6. Declaratio de non supernaturalitate(“déclaration de non surnaturalité”) : “l’évêque diocésain est autorisé [par le Vatican] à déclarer que le phénomène est reconnu comme non surnaturel. Cette décision doit être fondée sur des faits et des preuves concrètes et avérées. Par exemple, lorsqu’un voyant présumé affirme avoir menti, ou lorsque des témoins crédibles fournissent des éléments de jugement qui permettent de découvrir la falsification du phénomène, l’intention erronée ou la mythomanie.”

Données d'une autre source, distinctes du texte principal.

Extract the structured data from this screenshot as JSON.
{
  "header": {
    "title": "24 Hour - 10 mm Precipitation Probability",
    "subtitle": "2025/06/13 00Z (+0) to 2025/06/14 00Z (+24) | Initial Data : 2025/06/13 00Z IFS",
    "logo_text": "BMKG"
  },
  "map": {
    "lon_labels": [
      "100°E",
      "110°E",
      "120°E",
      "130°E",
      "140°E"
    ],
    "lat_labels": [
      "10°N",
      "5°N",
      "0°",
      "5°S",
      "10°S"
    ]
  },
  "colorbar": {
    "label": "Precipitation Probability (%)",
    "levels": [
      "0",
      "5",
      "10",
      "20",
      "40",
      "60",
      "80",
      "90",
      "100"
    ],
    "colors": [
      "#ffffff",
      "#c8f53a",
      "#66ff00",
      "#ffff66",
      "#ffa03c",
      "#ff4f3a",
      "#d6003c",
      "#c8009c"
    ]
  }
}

Observations sur les nouvelles normes procédurales pour le discernement
Depuis l’entrée en vigueur de ces six nouvelles normes procédurales pour le discernement de phénomènes surnaturels présumés, “il ne faut ordinairement pas attendre de l’autorité ecclésiastique une reconnaissance positive de l’origine divine de phénomènes surnaturels présumés” (cf. I. Orientations générales, A. Nature du discernement, §11), “ni l’Évêque diocésain, ni les Conférences épiscopales, ni le Dicastère, en règle générale, [ne sont plus en mesure de déclarer que des] phénomènes sont d’origine surnaturelle, même lorsqu’un Nihil obstat est accordé” (cf. I. Orientations générales, B. Conclusions, §23). Autrement dit, ils ne peuvent plus prononcer de “constat de surnaturalité” (constat de supernaturalitate). Seul “le Saint-Père peut autoriser une procédure à cet égard” (cf. I. Orientations générales, B. Conclusions, §23). “Il reste toutefois possible que le Saint-Père intervienne en autorisant, à titre tout à fait exceptionnel, une procédure pour une éventuelle déclaration du caractère surnaturel des événements : il s’agit en effet d’une exception, qui ne s’est d’ailleurs produite que dans de très rares cas au cours des derniers siècles.” (cf. Présentation, Nouveaux aspects)
Le Dicastère pour la Doctrine de la foi explique ce changement majeur par sa volonté de débloquer, efficacement et rapidement, des cas qui souvent s’enlisent et n’aboutissent pas :
“L’attente d’une déclaration sur le caractère surnaturel d’un événement n’a abouti que dans très peu de cas à une détermination claire. En fait, après 1950, pas plus de six cas ont été officiellement résolus, bien que les phénomènes se soient souvent développés sans orientation claire et avec l’implication de personnes de nombreux Diocèses. Il faut donc supposer que beaucoup d’autres cas ont été traités différemment ou n’ont pas été traités du tout.
Afin de ne pas retarder davantage la résolution d’un cas spécifique concernant un événement d’origine surnaturelle présumée, le Dicastère a récemment proposé au Saint-Père de mettre fin au discernement en la matière non par une déclaration de supernaturalitate, mais par un Nihil obstat, ce qui permettrait à l’Évêque de tirer un bénéfice pastoral de ce phénomène spirituel. Cette déclaration a été faite après avoir évalué les différents fruits spirituels et pastoraux et l’absence de caractère critique majeur de l’événement. Le Saint-Père a considéré cette proposition comme une “solution juste”.” (cf. Présentation, Motifs du remaniement des Normes)
Il est vraisemblable que ces nouvelles normes furent mises en place d’abord avec le cas de Medjugorje en tête qui attendait depuis longtemps un positionnement clair de l’Église face à l’affluence massive des pèlerins. Ainsi, il n’est pas surprenant que Medjugorje soit le premier cas à avoir bénéficié de ces nouveaux critères, moins de trois mois et demi (104 jours) après leur entrée en vigueur. (Medjugorje reçut le plus haut degré de reconnaissance possible sur l’échelle de ces six nouvelles normes.)